Le Maroc, noyau du développement africain

Marrakech vit à l’heure de l’Afrique. La transformation structurelle du continent sera au cœur des discussions des assemblées annuelles 2013 de la Banque africaine du développement (BAD) qui se tiendront du 27 au 31 mai dans la ville ocre. Le choix se porte donc pour la deuxième fois sur le Maroc pour accueillir plus de 2.500 délégués dont les ministres des finances, les gouverneurs des banques centrales et des chefs d’entreprises issus de 78 pays membres de l’institution financière.

Les participants s’attarderont sur des questions primordiales au développement de la région, notamment à travers l’examen des opportunités des domaines structuraux tels que la gouvernance, l’apport du secteur privé, le développement des infrastructures et les enjeux du changement climatique. De par ce choix, le Maroc se veut, donc, un point stratégique pour la BAD. La Banque africaine accompagne les diverses mutations que connaît le Royaume en particulier celles relatives à la gouvernance, l’inclusion sociale et le renforcement des infrastructures vertes. 

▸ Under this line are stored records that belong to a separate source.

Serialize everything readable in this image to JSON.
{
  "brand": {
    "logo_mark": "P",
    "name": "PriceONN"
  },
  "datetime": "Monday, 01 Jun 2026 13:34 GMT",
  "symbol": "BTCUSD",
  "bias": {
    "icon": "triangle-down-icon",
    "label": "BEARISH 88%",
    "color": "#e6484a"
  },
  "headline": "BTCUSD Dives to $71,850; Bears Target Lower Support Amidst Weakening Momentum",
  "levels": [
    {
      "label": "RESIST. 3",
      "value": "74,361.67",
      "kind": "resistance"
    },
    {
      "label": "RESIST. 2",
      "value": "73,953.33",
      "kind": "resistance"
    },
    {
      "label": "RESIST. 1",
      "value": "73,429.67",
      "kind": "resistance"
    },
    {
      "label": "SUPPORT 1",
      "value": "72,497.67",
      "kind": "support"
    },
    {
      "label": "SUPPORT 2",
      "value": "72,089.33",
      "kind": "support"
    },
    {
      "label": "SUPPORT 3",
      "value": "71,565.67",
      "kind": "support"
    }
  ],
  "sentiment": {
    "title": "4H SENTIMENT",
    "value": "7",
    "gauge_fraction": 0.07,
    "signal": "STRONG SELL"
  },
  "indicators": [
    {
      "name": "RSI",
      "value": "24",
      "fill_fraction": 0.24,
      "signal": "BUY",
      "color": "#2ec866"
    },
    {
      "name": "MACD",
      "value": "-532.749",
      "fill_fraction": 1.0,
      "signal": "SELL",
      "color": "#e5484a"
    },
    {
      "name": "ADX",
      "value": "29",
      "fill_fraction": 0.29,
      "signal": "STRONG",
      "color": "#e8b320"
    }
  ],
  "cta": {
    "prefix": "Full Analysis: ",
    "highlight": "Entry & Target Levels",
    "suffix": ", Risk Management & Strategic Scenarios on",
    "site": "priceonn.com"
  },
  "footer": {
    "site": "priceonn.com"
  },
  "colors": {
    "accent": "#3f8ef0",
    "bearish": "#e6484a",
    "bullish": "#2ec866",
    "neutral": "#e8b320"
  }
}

«A une année de la mise en œuvre de la stratégie de la BAD dédiée au Maroc à l’horizon 2016, 13 nouvelles opérations sont venues rajeunir le portefeuille», relève-t-on de la BAD. L’énergie se place en priorité. Le secteur représente 31,5% des engagements du portefeuille de la BAD au Maroc. Les secteurs des transports et de l’assainissement détiennent, quant à eux, des parts respectives de 23,7 et 19,9%. Dans la même optique, les programmes d’appui aux réformes multisectorielles représentent 8,9% du portefeuille de la BAD.

Par ailleurs, l’agriculture suscite l’intérêt de la Banque africaine. L’institution financière a approuvé en juillet 2012 un prêt de 105 millions d’euros pour un programme d’appui au Plan Maroc Vert. Ce programme qui arrivera à terme en 2014 a pour ambition d’appuyer les réformes institutionnelles dans le secteur pour une agriculture performante et durable. «Les résultats escomptés du programme portent sur l’amélioration du cadre institutionnel de la gestion et de la valorisation de l’eau agricole conformément aux orientations du Plan Maroc Vert», souligne, dans ce sens, la BAD. 

En effet, les résultats attendus de cet appui concernent, entre autres, la mise en place des instruments de planification des infrastructures hydro-agricoles, la réalisation des études d’aménagements, la consolidation des réformes du service de l’eau et la structuration et la faisabilité du partenariat public-privé du périmètre irrigué Dar Khroufa au Loukkos. Pour rappel, le portefeuille du secteur agricole comprend à ce jour 5 projets en cours d’exécution.
Ces projets totalisent un montant de 160,38 millions d’euros dont 158,51 millions d’euros en prêts et 1,87 million d’euros en don.